Die Wanderung geht über sechs Brücken, die ersten zwei gehen auch noch über den River, naja besser: über den Gebirgsbach wohingegen die höher gelegenen, anderen vier nur noch über eine geschlossene und gefrorene Schneedecke führen.
Nicht nur die Schneedecke ist gefroren - auch der Wanderweg ist in den Schattenpartien eisig ohne Ende. Zunächst geht es noch über gefrorenen Morast, dann allerdings über blankes Eis, was die Wanderpartie zu einer Rutschpartie und dann zu einer Kletterpartie macht. An Baum, Strauch, Geländer festhaltend geht es den Canyon hoch.
Ich freu mich jetzt schon auf den Rückweg...
Egal. Und wenn ich ihn auf dem Hosenboden wieder runterrutsche, eine Umkehr kommt nicht in Frage. Viel zu schön ist es immer tiefer in den Canyon, bzw. an seinen Rändern in ihm immer höher zu gelangen...
Wie ein Affe hangel ich mich höher und komm an einer Rentnergruppe auf Steigeisen vorbei. Die schaun mich an, als hätte ich Flipflops anstatt Bergschuhe an und in gewisser Hinsicht habe ich mir die komischen Blicke auch verdient... Imaginärer Tarzanschrei!
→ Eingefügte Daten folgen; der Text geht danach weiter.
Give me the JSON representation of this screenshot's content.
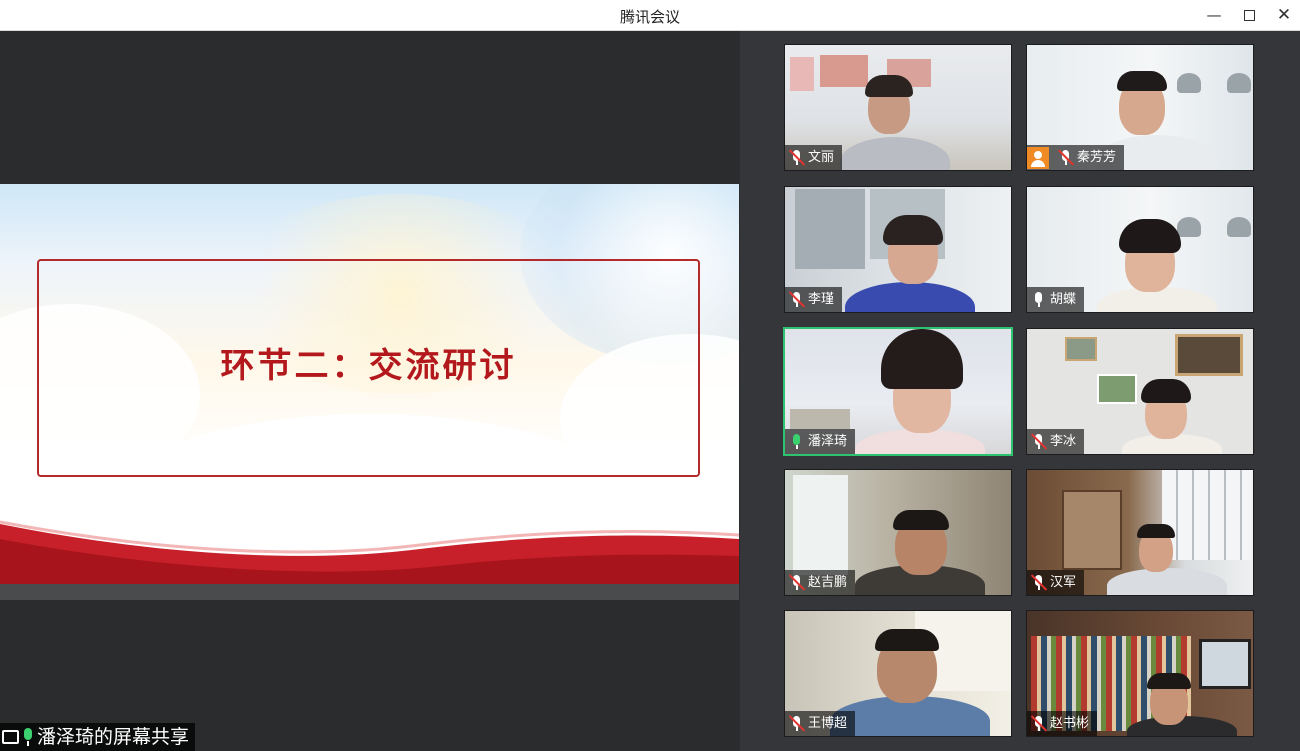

Der Canyon ist märchenhaft. Überall Eiszapfen unter denen der Gebirgsbach plätschert. Kupfern marmorierte Bergwände in die die Sonne einstrahlt. Von oben blickt majestätisch der Baumbestand nach unten. Ein Eichhörnchen mitten im Ice Age auf der Suche nach ihrer Nuss. Fabelhaft.
Jetzt kommt mir ne amerikanische Familie in kurzen Hosen und Turnschuhen entgegen. Wie war das mit den Flipflops?
Wünsche guten Rutsch.
Oben angekommen wärm ich mich an der nun starken Mittagssonne und geh wieder runter. Besser ist wohl: gleiten. Hab ich mich vorher hochgehangelt, so schlidder ich jetzt im breiten Duckstance mit beiden Händen am Geländer oder im Gelände.
Weiter unten hat die Sonne den Morast inzwischen aufgetaut und ich kann mich entscheiden, ob ich auf dem Glatteis oder im Schlamm ausrutschen will...
Ich denke an die amerikanische Dame in ihren rosa Turnschuhen - und stapf gelassen durch den Matsch. Muss allerdings bald waschen. Mit der Wanderhose hier seh ich jetzt inzwischen selbst aus wie ein Hillbilly...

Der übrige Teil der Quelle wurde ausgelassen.